The defendants, including the commonwealth and its bank and insurance commissioner, previously filed suit in the U.S. Court of Appeals for the First Circuit, seeking to set aside a determination by the OCC, which dated back to March 2002, that the Massachusetts statutes were preempted by federal law. In February 2003 the First Circuit court dismissed the commonwealth’s petition, suggesting that the issue would be best resolved at the trial court level.
David Cotney, senior deputy commissioner at the Division of Banks, said no decision had been made as of Thursday about an appeal of the court’s decision. However, he said if all the language in the decision is acceptable, the DOB has no immediate intention to file an appeal. He added that the DOB does not wish to put state-chartered banks at a competitive disadvantage and would likely pave the way for state institutions to enjoy the same insurance-sale abilities the ruling would give to federally chartered banks if the court decision stands.
This latest suit was filed by the bankers in August of 2003.
The provisions challenged in the lawsuit included:
• The referral prohibition: Massachusetts prohibits bank employees from referring customers to the bank’s insurance agency unless the customer first asks about insurance.

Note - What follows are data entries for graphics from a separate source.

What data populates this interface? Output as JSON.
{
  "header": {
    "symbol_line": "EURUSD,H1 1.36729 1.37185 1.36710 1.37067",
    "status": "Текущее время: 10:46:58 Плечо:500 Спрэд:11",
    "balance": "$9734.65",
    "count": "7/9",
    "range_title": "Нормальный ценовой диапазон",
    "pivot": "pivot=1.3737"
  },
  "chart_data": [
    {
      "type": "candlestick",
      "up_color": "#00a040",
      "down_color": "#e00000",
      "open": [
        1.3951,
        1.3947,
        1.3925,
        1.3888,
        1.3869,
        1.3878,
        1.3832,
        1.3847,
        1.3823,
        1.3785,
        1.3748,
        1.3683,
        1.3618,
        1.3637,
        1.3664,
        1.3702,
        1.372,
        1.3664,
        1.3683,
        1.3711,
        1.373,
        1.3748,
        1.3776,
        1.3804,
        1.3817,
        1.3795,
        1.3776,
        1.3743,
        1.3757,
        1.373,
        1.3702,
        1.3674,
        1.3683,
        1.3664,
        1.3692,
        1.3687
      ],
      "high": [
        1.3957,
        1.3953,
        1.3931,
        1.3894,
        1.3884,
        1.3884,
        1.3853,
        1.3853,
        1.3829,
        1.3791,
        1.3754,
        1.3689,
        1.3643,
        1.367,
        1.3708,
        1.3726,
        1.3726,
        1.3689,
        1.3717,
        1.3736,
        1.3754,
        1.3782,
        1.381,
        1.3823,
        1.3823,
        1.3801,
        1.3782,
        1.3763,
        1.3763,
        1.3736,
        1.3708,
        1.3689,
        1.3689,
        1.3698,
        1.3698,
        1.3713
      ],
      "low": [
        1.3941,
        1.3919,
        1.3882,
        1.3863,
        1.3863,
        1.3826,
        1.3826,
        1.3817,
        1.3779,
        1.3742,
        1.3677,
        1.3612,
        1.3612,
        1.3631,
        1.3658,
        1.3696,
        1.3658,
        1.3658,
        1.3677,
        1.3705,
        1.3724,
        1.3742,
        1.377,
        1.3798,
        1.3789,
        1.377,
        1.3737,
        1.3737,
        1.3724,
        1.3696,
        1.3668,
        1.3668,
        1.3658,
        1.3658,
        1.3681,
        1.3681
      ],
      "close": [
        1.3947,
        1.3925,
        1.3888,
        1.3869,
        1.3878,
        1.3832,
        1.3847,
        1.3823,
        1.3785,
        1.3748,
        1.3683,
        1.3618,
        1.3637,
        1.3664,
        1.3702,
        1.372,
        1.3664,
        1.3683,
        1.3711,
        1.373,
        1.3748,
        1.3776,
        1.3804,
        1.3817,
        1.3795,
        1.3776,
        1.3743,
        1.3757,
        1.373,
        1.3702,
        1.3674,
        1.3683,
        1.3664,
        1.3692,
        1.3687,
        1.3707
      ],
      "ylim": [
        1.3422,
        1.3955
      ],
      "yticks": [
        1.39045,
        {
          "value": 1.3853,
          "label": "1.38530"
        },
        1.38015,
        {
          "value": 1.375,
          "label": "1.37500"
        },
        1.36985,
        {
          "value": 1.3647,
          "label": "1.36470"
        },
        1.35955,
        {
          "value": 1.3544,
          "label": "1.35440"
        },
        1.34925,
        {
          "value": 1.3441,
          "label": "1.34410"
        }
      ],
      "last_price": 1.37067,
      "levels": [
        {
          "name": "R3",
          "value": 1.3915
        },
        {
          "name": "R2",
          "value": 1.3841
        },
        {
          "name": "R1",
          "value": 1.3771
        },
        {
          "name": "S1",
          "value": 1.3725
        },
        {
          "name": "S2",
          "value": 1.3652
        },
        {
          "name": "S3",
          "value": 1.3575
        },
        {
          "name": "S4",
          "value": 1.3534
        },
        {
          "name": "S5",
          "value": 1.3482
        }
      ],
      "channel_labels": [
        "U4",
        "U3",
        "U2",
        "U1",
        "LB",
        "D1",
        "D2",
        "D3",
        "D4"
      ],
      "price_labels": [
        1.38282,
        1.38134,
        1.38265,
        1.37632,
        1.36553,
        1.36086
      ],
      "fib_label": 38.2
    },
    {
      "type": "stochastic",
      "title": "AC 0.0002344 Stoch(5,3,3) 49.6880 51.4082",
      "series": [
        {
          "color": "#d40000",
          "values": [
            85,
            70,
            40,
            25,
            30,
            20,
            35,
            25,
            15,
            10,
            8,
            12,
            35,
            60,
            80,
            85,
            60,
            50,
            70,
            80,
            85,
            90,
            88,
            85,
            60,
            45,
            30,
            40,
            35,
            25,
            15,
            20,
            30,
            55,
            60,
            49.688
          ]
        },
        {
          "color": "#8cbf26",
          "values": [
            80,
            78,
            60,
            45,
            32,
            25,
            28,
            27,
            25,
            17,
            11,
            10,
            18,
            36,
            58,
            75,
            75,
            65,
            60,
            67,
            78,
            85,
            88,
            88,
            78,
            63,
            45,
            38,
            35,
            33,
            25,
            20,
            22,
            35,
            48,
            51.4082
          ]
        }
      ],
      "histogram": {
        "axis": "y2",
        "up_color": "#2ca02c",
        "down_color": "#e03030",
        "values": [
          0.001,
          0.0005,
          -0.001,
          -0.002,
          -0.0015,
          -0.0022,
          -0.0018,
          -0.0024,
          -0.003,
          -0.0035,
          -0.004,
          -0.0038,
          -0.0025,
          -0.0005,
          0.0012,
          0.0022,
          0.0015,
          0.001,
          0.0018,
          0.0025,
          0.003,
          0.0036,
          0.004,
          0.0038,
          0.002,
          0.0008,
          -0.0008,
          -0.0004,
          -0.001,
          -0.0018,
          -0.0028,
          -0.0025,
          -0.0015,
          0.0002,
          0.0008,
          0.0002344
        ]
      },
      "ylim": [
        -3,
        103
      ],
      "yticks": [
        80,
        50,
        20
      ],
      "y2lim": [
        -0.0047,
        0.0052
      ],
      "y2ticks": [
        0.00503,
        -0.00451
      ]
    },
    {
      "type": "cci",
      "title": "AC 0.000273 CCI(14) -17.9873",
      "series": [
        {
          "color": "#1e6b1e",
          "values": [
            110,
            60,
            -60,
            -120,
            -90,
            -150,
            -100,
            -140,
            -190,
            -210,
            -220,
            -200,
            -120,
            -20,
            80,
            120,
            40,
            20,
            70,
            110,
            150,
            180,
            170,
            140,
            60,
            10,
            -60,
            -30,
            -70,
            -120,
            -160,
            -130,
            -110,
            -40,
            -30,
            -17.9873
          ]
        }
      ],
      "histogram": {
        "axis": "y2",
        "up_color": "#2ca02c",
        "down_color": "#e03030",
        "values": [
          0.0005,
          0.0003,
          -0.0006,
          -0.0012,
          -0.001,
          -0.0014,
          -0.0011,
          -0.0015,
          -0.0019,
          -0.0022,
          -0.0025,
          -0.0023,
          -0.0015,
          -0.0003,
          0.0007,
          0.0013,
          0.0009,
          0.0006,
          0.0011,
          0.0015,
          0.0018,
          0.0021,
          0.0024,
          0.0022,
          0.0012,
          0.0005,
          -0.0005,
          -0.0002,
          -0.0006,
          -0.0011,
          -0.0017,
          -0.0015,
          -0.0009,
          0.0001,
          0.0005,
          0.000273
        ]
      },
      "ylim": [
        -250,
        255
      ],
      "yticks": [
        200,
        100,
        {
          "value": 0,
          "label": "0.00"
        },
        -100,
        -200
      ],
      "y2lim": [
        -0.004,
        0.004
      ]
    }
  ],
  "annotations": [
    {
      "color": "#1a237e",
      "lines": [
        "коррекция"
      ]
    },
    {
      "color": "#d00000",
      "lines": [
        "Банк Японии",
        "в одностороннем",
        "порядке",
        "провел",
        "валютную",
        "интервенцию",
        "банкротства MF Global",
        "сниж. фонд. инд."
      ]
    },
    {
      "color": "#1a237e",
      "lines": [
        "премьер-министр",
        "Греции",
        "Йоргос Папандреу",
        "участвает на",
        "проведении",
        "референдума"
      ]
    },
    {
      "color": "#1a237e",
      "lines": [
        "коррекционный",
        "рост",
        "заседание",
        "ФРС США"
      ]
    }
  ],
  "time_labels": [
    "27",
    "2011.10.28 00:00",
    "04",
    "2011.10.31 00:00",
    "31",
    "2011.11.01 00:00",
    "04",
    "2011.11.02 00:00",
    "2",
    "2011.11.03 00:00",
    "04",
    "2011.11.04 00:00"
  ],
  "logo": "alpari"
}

• The referral fee prohibition: Massachusetts prohibits banks from giving additional compensation to non-licensed employees who refer customers to the bank’s insurance agency.
• The timing restriction: Massachusetts prohibits banks from discussing insurance with loan applicants until after a loan has been approved and the bank has made extensive disclosures to the applicant.
• The separation requirement: Massachusetts requires banks to keep both loan and deposit activities physically separated from the bank’s insurance activities.
In its March 2002 determination, the OCC concluded that the first three restrictions significantly interfered with and were preempted by federal law as applied to the ability of nationally chartered banks to sell insurance. In the Jan. 12 ruling, the court determined that all four provisions are preempted under GLB.
“Clearly, the Gramm-Leach-Bliley Act spells out the rules governing modernizing the financial services industries, which ultimately benefit consumers through increased competition among providers,” said Forte. “While we respect the position of the commonwealth of Massachusetts, this decision recognizes the need for financial modernization, and the reality is that Congress saw fit to give consumers more choices.
“We look forward to working with the commissioners of banking and insurance, and the attorney general, to ensure a smooth implementation of the court’s decision and applying it to national and state-chartered banks.”
In the upcoming months, Cotney said the DOB will work with the Office of Consumer Affairs and commissioner of insurance to determine what the next steps will be in moving the process forward.